Par un jugement n° 1700356 du 24 mai 2017, le tribunal administratif de Nice a rejeté sa demande.
Procédure devant la Cour :
Par une requête enregistrée le 10 août 2017, M. C..., représenté par Me B..., demande à la Cour :
1°) d'annuler ce jugement du tribunal administratif de Nice du 24 mai 2017 ;
2°) d'annuler l'arrêté précité;
3°) d'enjoindre au préfet des Alpes-Maritimes de lui délivrer un titre de séjour soit à compter du prononcé de l'arrêt, soit dans un délai d'un mois à compter de sa notification, sous une astreinte de 50 euros par jour de retard et dans l'attente de lui délivrer une autorisation provisoire de séjour ;
4°) de surseoir à l'exécution de l'obligation de quitter le territoire ;
5°) de mettre à la charge de l'État la somme de 2 500 euros sur le fondement de l'article L. 761-1 du code de justice administrative.
Il soutient que :
- il a fixé en France le centre de ses intérêts privés et familiaux ;
- la décision attaquée méconnaît la circulaire du 12 mai 1998 et la circulaire du ministre de l'intérieur du 28 novembre 2012 ;
- elle méconnaît aussi les articles L. 313-14, L. 313-11 7° et L. 313-10 du code de l'entrée et du séjour des étrangers et du droit d'asile ;
- elle a porté une atteinte disproportionnée à sa vie privée et familiale et est entachée d'erreur manifeste d'appréciation ;
- le refus de séjour n'est pas suffisamment motivé ;
- la décision attaquée ne mentionne pas de délégation de pouvoir accordée par le préfet à l'auteur de la décision ;
- la décision portant obligation de quitter le territoire est illégale, par voie de conséquence de l'illégalité du refus de séjour ;
- elle est insuffisamment motivée.
La requête a été transmise au préfet des Alpes-Maritimes qui n'a pas produit d'observations en défense.

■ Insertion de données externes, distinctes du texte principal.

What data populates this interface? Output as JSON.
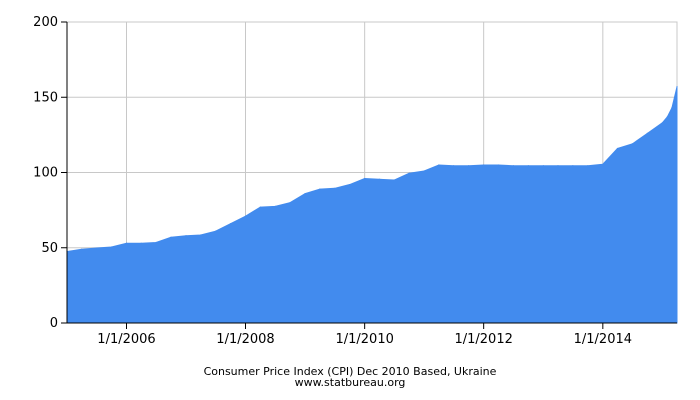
{
  "chart_data": {
    "type": "area",
    "title": "Consumer Price Index (CPI) Dec 2010 Based, Ukraine",
    "subtitle": "www.statbureau.org",
    "xlabel": "",
    "ylabel": "",
    "xlim": [
      "2005-01-01",
      "2015-04-01"
    ],
    "ylim": [
      0,
      200
    ],
    "grid": true,
    "legend": "none",
    "color": "#428bee",
    "x_ticks": [
      {
        "date": "2006-01-01",
        "label": "1/1/2006"
      },
      {
        "date": "2008-01-01",
        "label": "1/1/2008"
      },
      {
        "date": "2010-01-01",
        "label": "1/1/2010"
      },
      {
        "date": "2012-01-01",
        "label": "1/1/2012"
      },
      {
        "date": "2014-01-01",
        "label": "1/1/2014"
      }
    ],
    "y_ticks": [
      {
        "value": 0,
        "label": "0"
      },
      {
        "value": 50,
        "label": "50"
      },
      {
        "value": 100,
        "label": "100"
      },
      {
        "value": 150,
        "label": "150"
      },
      {
        "value": 200,
        "label": "200"
      }
    ],
    "series": [
      {
        "x": [
          "2005-01-01",
          "2005-04-01",
          "2005-07-01",
          "2005-10-01",
          "2006-01-01",
          "2006-04-01",
          "2006-07-01",
          "2006-10-01",
          "2007-01-01",
          "2007-04-01",
          "2007-07-01",
          "2007-10-01",
          "2008-01-01",
          "2008-04-01",
          "2008-07-01",
          "2008-10-01",
          "2009-01-01",
          "2009-04-01",
          "2009-07-01",
          "2009-10-01",
          "2010-01-01",
          "2010-04-01",
          "2010-07-01",
          "2010-10-01",
          "2011-01-01",
          "2011-04-01",
          "2011-07-01",
          "2011-10-01",
          "2012-01-01",
          "2012-04-01",
          "2012-07-01",
          "2012-10-01",
          "2013-01-01",
          "2013-04-01",
          "2013-07-01",
          "2013-10-01",
          "2014-01-01",
          "2014-04-01",
          "2014-07-01",
          "2014-10-01",
          "2015-01-01",
          "2015-02-01",
          "2015-03-01",
          "2015-04-01"
        ],
        "values": [
          47.5,
          49.0,
          49.8,
          50.5,
          53.0,
          53.0,
          53.5,
          57.0,
          58.0,
          58.5,
          61.0,
          66.0,
          71.0,
          77.0,
          77.5,
          80.0,
          86.0,
          89.0,
          89.5,
          92.0,
          96.0,
          95.5,
          95.0,
          99.5,
          101.0,
          105.0,
          104.5,
          104.5,
          105.0,
          105.0,
          104.5,
          104.5,
          104.5,
          104.5,
          104.5,
          104.5,
          105.5,
          116.0,
          119.0,
          126.0,
          133.0,
          137.0,
          143.0,
          157.0
        ]
      }
    ]
  }
}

Les parties ont été informées, en application des dispositions de l'article R. 611-7 du code de justice administrative, de ce que l'arrêt était susceptible d'être fondé sur un moyen relevé d'office, tiré de l'irrecevabilité des moyens de légalité externe invoqués après l'expiration des délais de recours contentieux et qui ne sont pas d'ordre public, tirés de l'insuffisante motivation du refus de séjour et de l'obligation de quitter le territoire ainsi que de l'absence de visa de la délégation de signature dans l'arrêté contesté, dès lors que M. C... a seulement invoqué des moyens de légalité interne en première instance.

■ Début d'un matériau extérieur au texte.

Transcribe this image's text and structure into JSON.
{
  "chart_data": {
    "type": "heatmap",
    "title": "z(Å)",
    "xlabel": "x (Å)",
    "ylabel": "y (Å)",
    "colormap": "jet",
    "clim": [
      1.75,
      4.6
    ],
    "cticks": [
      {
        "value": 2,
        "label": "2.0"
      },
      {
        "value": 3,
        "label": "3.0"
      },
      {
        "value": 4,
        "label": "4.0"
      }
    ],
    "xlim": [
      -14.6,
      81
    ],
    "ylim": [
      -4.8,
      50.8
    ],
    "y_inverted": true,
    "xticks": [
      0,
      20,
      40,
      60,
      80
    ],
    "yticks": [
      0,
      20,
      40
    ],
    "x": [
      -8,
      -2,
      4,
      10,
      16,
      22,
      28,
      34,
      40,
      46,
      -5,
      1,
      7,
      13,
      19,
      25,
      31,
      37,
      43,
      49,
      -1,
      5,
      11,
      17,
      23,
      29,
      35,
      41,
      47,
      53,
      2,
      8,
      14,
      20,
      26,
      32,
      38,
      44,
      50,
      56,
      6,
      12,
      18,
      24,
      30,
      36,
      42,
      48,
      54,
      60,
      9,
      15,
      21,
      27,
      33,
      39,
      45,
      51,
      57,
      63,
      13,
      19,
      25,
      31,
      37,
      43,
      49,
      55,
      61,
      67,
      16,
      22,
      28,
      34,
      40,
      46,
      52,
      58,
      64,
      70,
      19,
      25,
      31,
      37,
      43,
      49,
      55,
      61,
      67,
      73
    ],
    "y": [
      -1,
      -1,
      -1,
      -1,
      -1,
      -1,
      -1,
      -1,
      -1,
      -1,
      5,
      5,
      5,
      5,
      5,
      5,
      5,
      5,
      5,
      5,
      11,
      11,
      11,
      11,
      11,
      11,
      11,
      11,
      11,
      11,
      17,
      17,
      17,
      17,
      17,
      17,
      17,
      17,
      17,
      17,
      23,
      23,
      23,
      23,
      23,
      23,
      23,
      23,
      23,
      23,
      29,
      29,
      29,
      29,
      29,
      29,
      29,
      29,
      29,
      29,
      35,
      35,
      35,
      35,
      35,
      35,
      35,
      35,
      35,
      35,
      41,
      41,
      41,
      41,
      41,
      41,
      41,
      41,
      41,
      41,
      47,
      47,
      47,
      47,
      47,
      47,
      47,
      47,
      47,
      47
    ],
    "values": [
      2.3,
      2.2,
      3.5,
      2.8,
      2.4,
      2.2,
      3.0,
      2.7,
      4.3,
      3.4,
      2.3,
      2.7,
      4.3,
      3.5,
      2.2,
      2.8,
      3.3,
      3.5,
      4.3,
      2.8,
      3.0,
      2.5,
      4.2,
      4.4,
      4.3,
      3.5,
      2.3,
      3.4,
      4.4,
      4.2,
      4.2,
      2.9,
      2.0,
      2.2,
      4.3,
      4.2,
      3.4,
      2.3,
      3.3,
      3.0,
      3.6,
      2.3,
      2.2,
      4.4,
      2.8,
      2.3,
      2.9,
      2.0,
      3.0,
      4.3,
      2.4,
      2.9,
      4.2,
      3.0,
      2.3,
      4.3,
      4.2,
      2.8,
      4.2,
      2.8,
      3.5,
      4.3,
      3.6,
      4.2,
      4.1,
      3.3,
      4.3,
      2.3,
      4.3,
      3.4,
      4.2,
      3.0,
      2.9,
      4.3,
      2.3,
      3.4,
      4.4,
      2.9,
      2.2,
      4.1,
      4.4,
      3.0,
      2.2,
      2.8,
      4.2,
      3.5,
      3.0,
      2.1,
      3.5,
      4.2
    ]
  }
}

Vu les autres pièces du dossier.
Vu :
- la convention européenne de sauvegarde des droits de l'homme et des libertés fondamentales ;
- l'accord du 24 novembre 2008 entre le gouvernement de la République française et le gouvernement de la République du Cap-Vert, relatif à la gestion concertée des flux migratoires et au développement solidaire ;
- le code de l'entrée et du séjour des étrangers et du droit d'asile ;
- le code du travail ;
- la loi n° 91-647 du 10 juillet 1991 ;
- le code de justice administrative.
Le président de la formation de jugement a dispensé le rapporteur public, sur sa proposition, de prononcer des conclusions à l'audience.
Les parties ont été régulièrement averties du jour de l'audience.
Le rapport de Mme Gougot a été entendu au cours de l'audience publique.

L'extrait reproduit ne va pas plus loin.